= Jowelle de Souza =

Trinidad and Tobago activist

Jowelle De Souza (born May 12, 1974) is a hairdresser and community organizer active in San Fernando, Trinidad and Tobago. She is well known for being an activist for gay and transgender rights and animal welfare. She is a successful business owner known for being the first transgender woman to sue the government for harassment. Jowelle de Souza has since become involved in national politics, championing the revitalization of San Fernando. In February 2022, she was sworn in as the country's first openly trans Senator.

== Legal biography ==
Police arrested De Souza and charged her with assault in March 1997 after she pushed a photographer. She said the photographer knew all about her past and was taking pictures of her without permission. De Souza said that after officer George took her to the police station, he and other male officers taunted her for hours about her sexuality. The men insisted on searching her, even though her identification and appearance indicated she was a woman. They eventually relented but insisted on having a female officer strip-search De Souza. "There was no legal right to search," she said. "I pushed (the photographer). I didn't assault him with a deadly weapon."

De Souza sought legal counsel, and hired prominent lawyers Lynette Maharaj. De Souza won the case and gave her awarded money to charity.

== Political career ==

Early in 2015, Jowelle De Souza became a prominent part of the movement to establish a stronger independent presence in Trinidad and Tobago's political system. In early 2015, she launched her campaign to represent San Fernando West as an independent Member of Parliament. When asked by the Trinidad Express about some of her major issues of her platform, she responded, “I believe in equal opportunities for all: the disabled, the senior citizens, single mother, the impoverished.” When asked why she would run as an Independent De Souza answered, "I want to effectively represent the people without any biases or scenarios where others who may not be on the same page are pulling strings or controlling actions.
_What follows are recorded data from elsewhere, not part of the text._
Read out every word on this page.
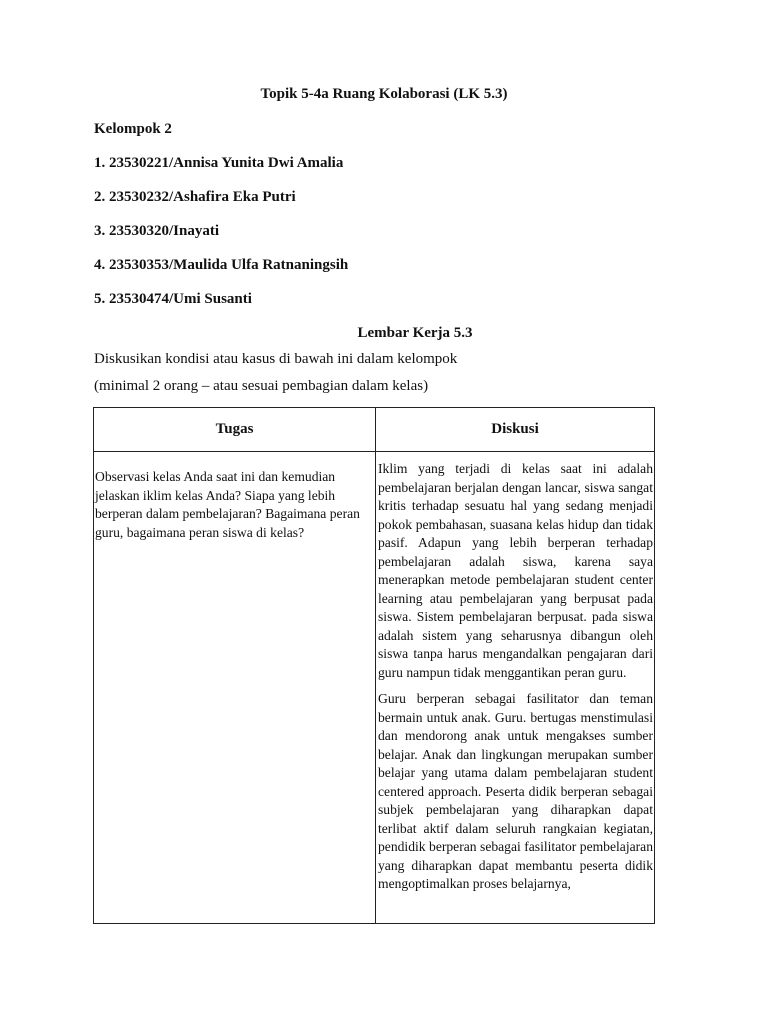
Topik 5-4a Ruang Kolaborasi (LK 5.3)
Kelompok 2
1. 23530221/Annisa Yunita Dwi Amalia
2. 23530232/Ashafira Eka Putri
3. 23530320/Inayati
4. 23530353/Maulida Ulfa Ratnaningsih
5. 23530474/Umi Susanti
Lembar Kerja 5.3
Diskusikan kondisi atau kasus di bawah ini dalam kelompok
(minimal 2 orang – atau sesuai pembagian dalam kelas)
Tugas	Diskusi

Observasi kelas Anda saat ini dan kemudian jelaskan iklim kelas Anda? Siapa yang lebih berperan dalam pembelajaran? Bagaimana peran guru, bagaimana peran siswa di kelas?	Iklim yang terjadi di kelas saat ini adalah pembelajaran berjalan dengan lancar, siswa sangat kritis terhadap sesuatu hal yang sedang menjadi pokok pembahasan, suasana kelas hidup dan tidak pasif. Adapun yang lebih berperan terhadap pembelajaran adalah siswa, karena saya menerapkan metode pembelajaran student center learning atau pembelajaran yang berpusat pada siswa. Sistem pembelajaran berpusat. pada siswa adalah sistem yang seharusnya dibangun oleh siswa tanpa harus mengandalkan pengajaran dari guru nampun tidak menggantikan peran guru.

Guru berperan sebagai fasilitator dan teman bermain untuk anak. Guru. bertugas menstimulasi dan mendorong anak untuk mengakses sumber belajar. Anak dan lingkungan merupakan sumber belajar yang utama dalam pembelajaran student centered approach. Peserta didik berperan sebagai subjek pembelajaran yang diharapkan dapat terlibat aktif dalam seluruh rangkaian kegiatan, pendidik berperan sebagai fasilitator pembelajaran yang diharapkan dapat membantu peserta didik mengoptimalkan proses belajarnya,
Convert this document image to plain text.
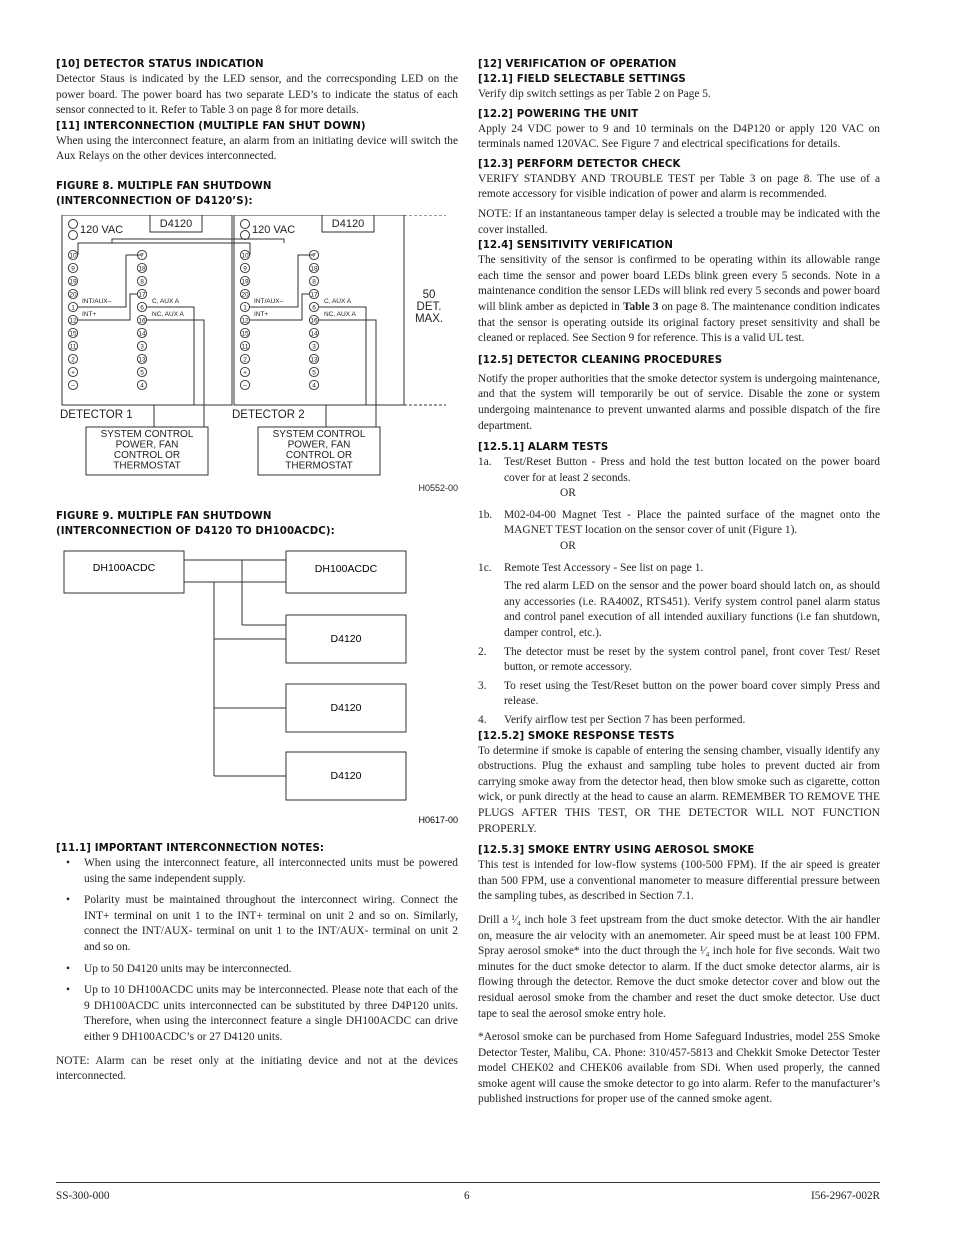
[10] DETECTOR STATUS INDICATION
Detector Staus is indicated by the LED sensor, and the correcsponding LED on the power board. The power board has two separate LED’s to indicate the status of each sensor connected to it. Refer to Table 3 on page 8 for more details.
[11] INTERCONNECTION (MULTIPLE FAN SHUT DOWN)
When using the interconnect feature, an alarm from an initiating device will switch the Aux Relays on the other devices interconnected.
FIGURE 8. MULTIPLE FAN SHUTDOWN
(INTERCONNECTION OF D4120’S):
120 VAC	D4120
10	7
9	18
19	8
20	17
1	6
12	16
15	14
11	3
2	13
+	5
–	4
INT/AUX–
INT+
C, AUX A
NC, AUX A
DETECTOR 1
SYSTEM CONTROL
POWER, FAN
CONTROL OR
THERMOSTAT
120 VAC	D4120
10	7
9	18
19	8
20	17
1	6
12	16
15	14
11	3
2	13
+	5
–	4
INT/AUX–
INT+
C, AUX A
NC, AUX A
DETECTOR 2
SYSTEM CONTROL
POWER, FAN
CONTROL OR
THERMOSTAT
50
DET.
MAX.
H0552-00
FIGURE 9. MULTIPLE FAN SHUTDOWN
(INTERCONNECTION OF D4120 TO DH100ACDC):
DH100ACDC	DH100ACDC
D4120
D4120
D4120
H0617-00
[11.1] IMPORTANT INTERCONNECTION NOTES:
• When using the interconnect feature, all interconnected units must be powered using the same independent supply.
• Polarity must be maintained throughout the interconnect wiring. Connect the INT+ terminal on unit 1 to the INT+ terminal on unit 2 and so on. Similarly, connect the INT/AUX- terminal on unit 1 to the INT/AUX- terminal on unit 2 and so on.
• Up to 50 D4120 units may be interconnected.
• Up to 10 DH100ACDC units may be interconnected. Please note that each of the 9 DH100ACDC units interconnected can be substituted by three D4P120 units. Therefore, when using the interconnect feature a single DH100ACDC can drive either 9 DH100ACDC’s or 27 D4120 units.
NOTE: Alarm can be reset only at the initiating device and not at the devices interconnected.
[12] VERIFICATION OF OPERATION
[12.1] FIELD SELECTABLE SETTINGS
Verify dip switch settings as per Table 2 on Page 5.
[12.2] POWERING THE UNIT
Apply 24 VDC power to 9 and 10 terminals on the D4P120 or apply 120 VAC on terminals named 120VAC. See Figure 7 and electrical specifications for details.
[12.3] PERFORM DETECTOR CHECK
VERIFY STANDBY AND TROUBLE TEST per Table 3 on page 8. The use of a remote accessory for visible indication of power and alarm is recommended.
NOTE: If an instantaneous tamper delay is selected a trouble may be indicated with the cover installed.
[12.4] SENSITIVITY VERIFICATION
The sensitivity of the sensor is confirmed to be operating within its allowable range each time the sensor and power board LEDs blink green every 5 seconds. Note in a maintenance condition the sensor LEDs will blink red every 5 seconds and power board will blink amber as depicted in Table 3 on page 8. The maintenance condition indicates that the sensor is operating outside its original factory preset sensitivity and shall be cleaned or replaced. See Section 9 for reference. This is a valid UL test.
[12.5] DETECTOR CLEANING PROCEDURES
Notify the proper authorities that the smoke detector system is undergoing maintenance, and that the system will temporarily be out of service. Disable the zone or system undergoing maintenance to prevent unwanted alarms and possible dispatch of the fire department.
[12.5.1] ALARM TESTS
1a. Test/Reset Button - Press and hold the test button located on the power board cover for at least 2 seconds.
OR
1b. M02-04-00 Magnet Test - Place the painted surface of the magnet onto the MAGNET TEST location on the sensor cover of unit (Figure 1).
OR
1c. Remote Test Accessory - See list on page 1.
The red alarm LED on the sensor and the power board should latch on, as should any accessories (i.e. RA400Z, RTS451). Verify system control panel alarm status and control panel execution of all intended auxiliary functions (i.e fan shutdown, damper control, etc.).
2. The detector must be reset by the system control panel, front cover Test/ Reset button, or remote accessory.
3. To reset using the Test/Reset button on the power board cover simply Press and release.
4. Verify airflow test per Section 7 has been performed.
[12.5.2] SMOKE RESPONSE TESTS
To determine if smoke is capable of entering the sensing chamber, visually identify any obstructions. Plug the exhaust and sampling tube holes to prevent ducted air from carrying smoke away from the detector head, then blow smoke such as cigarette, cotton wick, or punk directly at the head to cause an alarm. REMEMBER TO REMOVE THE PLUGS AFTER THIS TEST, OR THE DETECTOR WILL NOT FUNCTION PROPERLY.
[12.5.3] SMOKE ENTRY USING AEROSOL SMOKE
This test is intended for low-flow systems (100-500 FPM). If the air speed is greater than 500 FPM, use a conventional manometer to measure differential pressure between the sampling tubes, as described in Section 7.1.
Drill a ¹⁄₄ inch hole 3 feet upstream from the duct smoke detector. With the air handler on, measure the air velocity with an anemometer. Air speed must be at least 100 FPM. Spray aerosol smoke* into the duct through the ¹⁄₄ inch hole for five seconds. Wait two minutes for the duct smoke detector to alarm. If the duct smoke detector alarms, air is flowing through the detector. Remove the duct smoke detector cover and blow out the residual aerosol smoke from the chamber and reset the duct smoke detector. Use duct tape to seal the aerosol smoke entry hole.
*Aerosol smoke can be purchased from Home Safeguard Industries, model 25S Smoke Detector Tester, Malibu, CA. Phone: 310/457-5813 and Chekkit Smoke Detector Tester model CHEK02 and CHEK06 available from SDi. When used properly, the canned smoke agent will cause the smoke detector to go into alarm. Refer to the manufacturer’s published instructions for proper use of the canned smoke agent.
SS-300-000	6	I56-2967-002R
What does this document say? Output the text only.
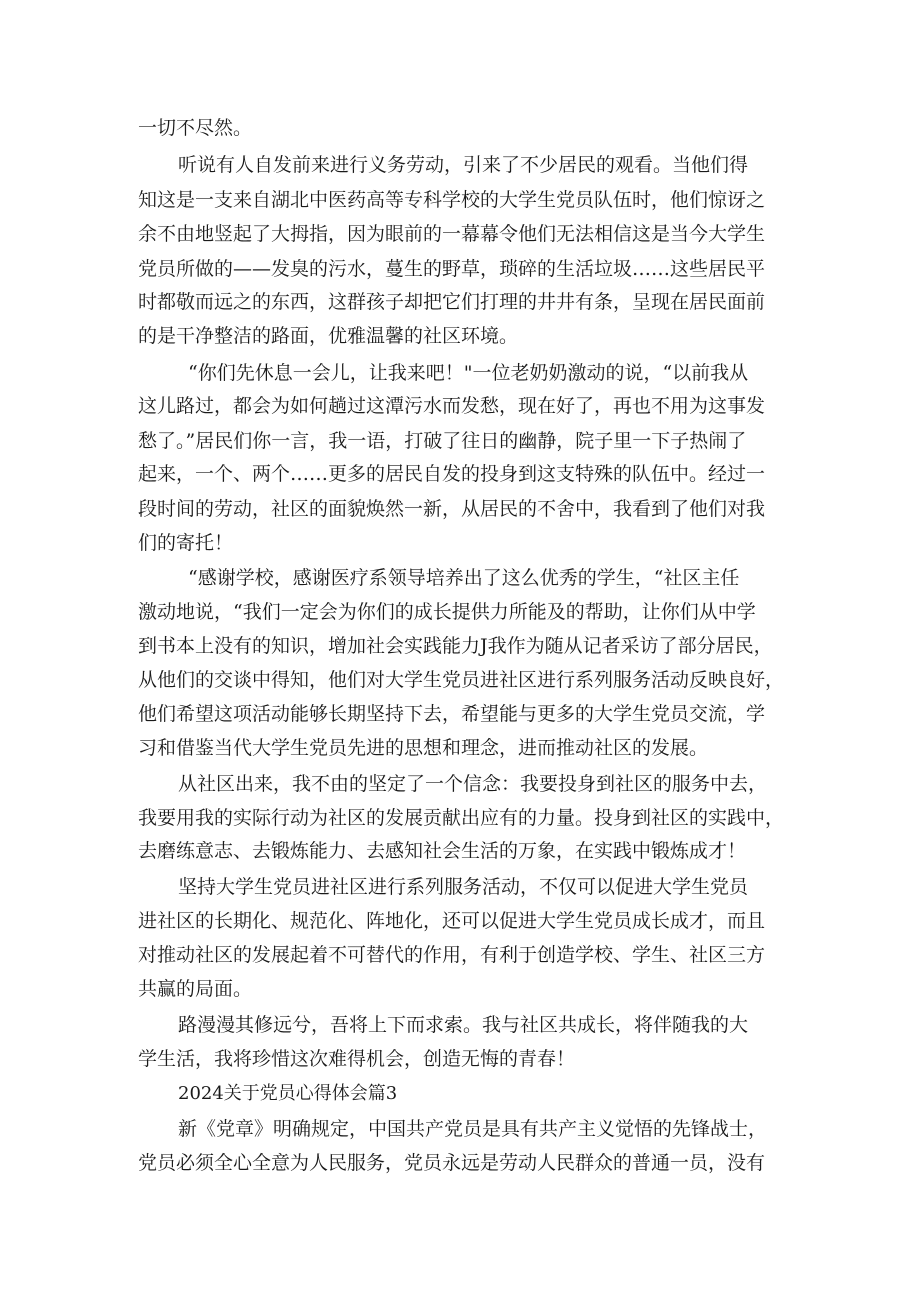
一切不尽然。
听说有人自发前来进行义务劳动，引来了不少居民的观看。当他们得
知这是一支来自湖北中医药高等专科学校的大学生党员队伍时，他们惊讶之
余不由地竖起了大拇指，因为眼前的一幕幕令他们无法相信这是当今大学生
党员所做的——发臭的污水，蔓生的野草，琐碎的生活垃圾……这些居民平
时都敬而远之的东西，这群孩子却把它们打理的井井有条，呈现在居民面前
的是干净整洁的路面，优雅温馨的社区环境。
“你们先休息一会儿，让我来吧！"一位老奶奶激动的说，“以前我从
这儿路过，都会为如何趟过这潭污水而发愁，现在好了，再也不用为这事发
愁了。”居民们你一言，我一语，打破了往日的幽静，院子里一下子热闹了
起来，一个、两个……更多的居民自发的投身到这支特殊的队伍中。经过一
段时间的劳动，社区的面貌焕然一新，从居民的不舍中，我看到了他们对我
们的寄托！
“感谢学校，感谢医疗系领导培养出了这么优秀的学生，“社区主任
激动地说，“我们一定会为你们的成长提供力所能及的帮助，让你们从中学
到书本上没有的知识，增加社会实践能力J我作为随从记者采访了部分居民，
从他们的交谈中得知，他们对大学生党员进社区进行系列服务活动反映良好，
他们希望这项活动能够长期坚持下去，希望能与更多的大学生党员交流，学
习和借鉴当代大学生党员先进的思想和理念，进而推动社区的发展。
从社区出来，我不由的坚定了一个信念：我要投身到社区的服务中去，
我要用我的实际行动为社区的发展贡献出应有的力量。投身到社区的实践中，
去磨练意志、去锻炼能力、去感知社会生活的万象，在实践中锻炼成才！
坚持大学生党员进社区进行系列服务活动，不仅可以促进大学生党员
进社区的长期化、规范化、阵地化，还可以促进大学生党员成长成才，而且
对推动社区的发展起着不可替代的作用，有利于创造学校、学生、社区三方
共赢的局面。
路漫漫其修远兮，吾将上下而求索。我与社区共成长，将伴随我的大
学生活，我将珍惜这次难得机会，创造无悔的青春！
2024关于党员心得体会篇3
新《党章》明确规定，中国共产党员是具有共产主义觉悟的先锋战士，
党员必须全心全意为人民服务，党员永远是劳动人民群众的普通一员，没有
You see, many people vote party and not person but the reality is you must vote for persons who can impartially assure the well-being of the country." During her campaign, she has also publicly expressed concern for access to labor markets in the Greater San Fernando area and revitalization of its infrastructure and waterfront. Despite the large swell of support De Souza has received in the San Fernando community, her political aspirations have been met with vocal disdain from the religious community in Trinidad and Tobago, whose objections focus primarily on her gender identity.

On February 15, 2022, De Souza became Trinidad and Tobago's first openly trans Senator. She was sworn to fill in for Senator Jayanti Lutchmedial.

== Personal life ==
In 1993, at age 19 she underwent gender confirmation or sex reassignment surgery in Trinidad, the first person in Trinidad to have this surgery. De Souza is an activist for animal rights, and encourages people to care for animals. De Souza was awarded the bronze Hummingbird Medal in 2014 for her work ensuring animal welfare. Additionally, she has been involved in professional development workshops on updating techniques in the hair care industry in Trinidad.